The company is also ramping up its space reconnaissance portfolio. 

“Spire’s space reconnaissance portfolio is seeing heightened demand as agencies move beyond traditional telecom and imaging approaches to exploit the radio-frequency domain. Our pipeline includes multiyear sovereign programs with recurring data demand as well as requests for immediate data delivery using installed capacity,” Condor said. 

Spire is forecasting its 2025 full year revenue to be between $70.5 million and $72.5 million — roughly a 35% year-over-year decline at the midpoint. 

The company noted that the maritime business contributed $43.5 million of revenue in 2024 overall, and year over year comparisons should take this into account. 
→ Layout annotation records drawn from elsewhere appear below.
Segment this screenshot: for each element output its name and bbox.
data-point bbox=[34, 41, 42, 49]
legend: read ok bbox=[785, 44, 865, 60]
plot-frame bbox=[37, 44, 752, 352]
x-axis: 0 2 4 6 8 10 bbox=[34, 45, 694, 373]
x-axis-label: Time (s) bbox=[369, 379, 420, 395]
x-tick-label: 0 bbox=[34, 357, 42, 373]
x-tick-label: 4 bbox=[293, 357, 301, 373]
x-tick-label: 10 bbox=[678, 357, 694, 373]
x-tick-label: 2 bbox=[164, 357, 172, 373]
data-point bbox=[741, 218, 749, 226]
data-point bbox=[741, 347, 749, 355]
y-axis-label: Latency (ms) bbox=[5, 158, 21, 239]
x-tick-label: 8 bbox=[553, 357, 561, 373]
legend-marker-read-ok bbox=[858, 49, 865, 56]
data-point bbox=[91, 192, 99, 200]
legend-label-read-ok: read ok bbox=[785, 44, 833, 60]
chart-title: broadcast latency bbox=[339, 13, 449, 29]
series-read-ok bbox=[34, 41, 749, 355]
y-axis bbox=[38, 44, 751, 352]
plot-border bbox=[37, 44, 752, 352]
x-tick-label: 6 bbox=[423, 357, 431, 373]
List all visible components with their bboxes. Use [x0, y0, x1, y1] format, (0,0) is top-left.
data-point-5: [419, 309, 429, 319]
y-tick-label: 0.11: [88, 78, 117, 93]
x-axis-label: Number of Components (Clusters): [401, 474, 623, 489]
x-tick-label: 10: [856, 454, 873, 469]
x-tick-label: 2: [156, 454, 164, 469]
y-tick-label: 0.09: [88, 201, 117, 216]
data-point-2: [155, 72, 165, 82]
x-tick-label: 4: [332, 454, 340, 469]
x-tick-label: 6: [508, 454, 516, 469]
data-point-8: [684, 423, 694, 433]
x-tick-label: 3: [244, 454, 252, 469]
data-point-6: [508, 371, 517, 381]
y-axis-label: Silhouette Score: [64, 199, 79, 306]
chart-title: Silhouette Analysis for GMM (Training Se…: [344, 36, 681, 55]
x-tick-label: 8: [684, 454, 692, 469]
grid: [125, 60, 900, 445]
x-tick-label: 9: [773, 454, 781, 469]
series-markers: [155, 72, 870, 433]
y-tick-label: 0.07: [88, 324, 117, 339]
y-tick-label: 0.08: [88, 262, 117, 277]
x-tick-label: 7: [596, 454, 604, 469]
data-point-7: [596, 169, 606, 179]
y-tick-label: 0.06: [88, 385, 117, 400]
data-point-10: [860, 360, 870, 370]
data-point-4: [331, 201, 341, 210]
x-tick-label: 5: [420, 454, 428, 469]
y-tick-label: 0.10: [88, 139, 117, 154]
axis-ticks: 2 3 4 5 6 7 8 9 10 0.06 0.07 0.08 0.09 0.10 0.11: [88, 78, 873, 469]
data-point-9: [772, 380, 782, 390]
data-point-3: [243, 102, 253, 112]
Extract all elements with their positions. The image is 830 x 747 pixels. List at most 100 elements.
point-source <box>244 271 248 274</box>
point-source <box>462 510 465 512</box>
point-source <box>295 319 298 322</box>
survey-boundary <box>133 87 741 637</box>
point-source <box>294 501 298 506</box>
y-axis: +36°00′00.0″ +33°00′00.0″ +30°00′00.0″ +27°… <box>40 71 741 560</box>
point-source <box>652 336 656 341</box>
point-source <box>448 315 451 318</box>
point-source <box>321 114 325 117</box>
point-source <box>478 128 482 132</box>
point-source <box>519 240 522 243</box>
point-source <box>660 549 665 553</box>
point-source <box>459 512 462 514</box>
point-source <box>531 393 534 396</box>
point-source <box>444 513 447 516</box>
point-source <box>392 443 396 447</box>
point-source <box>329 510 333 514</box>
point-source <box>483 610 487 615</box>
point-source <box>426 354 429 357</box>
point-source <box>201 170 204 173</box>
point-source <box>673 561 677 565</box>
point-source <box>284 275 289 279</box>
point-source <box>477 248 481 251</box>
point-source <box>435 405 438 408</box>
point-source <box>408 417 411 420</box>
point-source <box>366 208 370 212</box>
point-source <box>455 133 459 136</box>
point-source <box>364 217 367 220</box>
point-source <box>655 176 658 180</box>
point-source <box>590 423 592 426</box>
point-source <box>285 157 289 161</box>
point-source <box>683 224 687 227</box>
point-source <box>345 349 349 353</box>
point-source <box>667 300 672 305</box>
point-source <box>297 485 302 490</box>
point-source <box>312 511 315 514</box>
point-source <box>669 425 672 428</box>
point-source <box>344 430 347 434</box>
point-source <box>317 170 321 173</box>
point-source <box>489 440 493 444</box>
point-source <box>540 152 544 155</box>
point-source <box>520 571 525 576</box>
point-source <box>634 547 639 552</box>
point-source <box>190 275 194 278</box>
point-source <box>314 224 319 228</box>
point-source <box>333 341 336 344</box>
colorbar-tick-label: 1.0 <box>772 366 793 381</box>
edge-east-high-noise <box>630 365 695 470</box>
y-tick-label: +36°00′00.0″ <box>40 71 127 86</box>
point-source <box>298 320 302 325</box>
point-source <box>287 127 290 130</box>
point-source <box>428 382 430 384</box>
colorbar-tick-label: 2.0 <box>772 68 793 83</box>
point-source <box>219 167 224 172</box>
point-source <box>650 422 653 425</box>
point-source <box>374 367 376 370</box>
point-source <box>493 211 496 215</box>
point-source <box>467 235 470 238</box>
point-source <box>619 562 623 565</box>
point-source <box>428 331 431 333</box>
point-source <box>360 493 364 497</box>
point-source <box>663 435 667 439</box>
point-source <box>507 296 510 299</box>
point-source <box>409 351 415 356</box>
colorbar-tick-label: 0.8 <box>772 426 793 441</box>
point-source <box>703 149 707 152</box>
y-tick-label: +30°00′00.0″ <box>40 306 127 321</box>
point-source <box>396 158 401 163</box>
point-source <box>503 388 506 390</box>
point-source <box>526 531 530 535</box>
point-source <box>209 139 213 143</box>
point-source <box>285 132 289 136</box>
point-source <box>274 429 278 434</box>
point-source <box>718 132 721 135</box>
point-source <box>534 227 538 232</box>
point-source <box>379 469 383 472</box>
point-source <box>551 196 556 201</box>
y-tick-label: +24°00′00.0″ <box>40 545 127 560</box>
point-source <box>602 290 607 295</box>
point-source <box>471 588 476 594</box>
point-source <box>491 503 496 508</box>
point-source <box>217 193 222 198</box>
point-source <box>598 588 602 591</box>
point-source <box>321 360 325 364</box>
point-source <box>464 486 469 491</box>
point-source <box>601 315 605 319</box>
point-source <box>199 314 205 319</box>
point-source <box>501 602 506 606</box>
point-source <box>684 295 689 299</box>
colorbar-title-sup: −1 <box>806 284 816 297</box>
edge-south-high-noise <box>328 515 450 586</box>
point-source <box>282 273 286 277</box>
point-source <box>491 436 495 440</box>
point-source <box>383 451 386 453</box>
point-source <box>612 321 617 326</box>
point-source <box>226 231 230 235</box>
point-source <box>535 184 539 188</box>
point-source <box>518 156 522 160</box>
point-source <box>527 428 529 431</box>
With the revenue movement out of 2025, Spire now expects in excess of 30% revenue growth in 2026 for the business, after the maritime divestiture. 

Spire was late in reporting its third quarter results and previously received a notice from the New York Stock Exchange about the late filing. Condor noted the company has selected KPMG as its new audit partner. “We are confident that Spire is positioned to operate as a regular reporting public company going forward,” she told investors.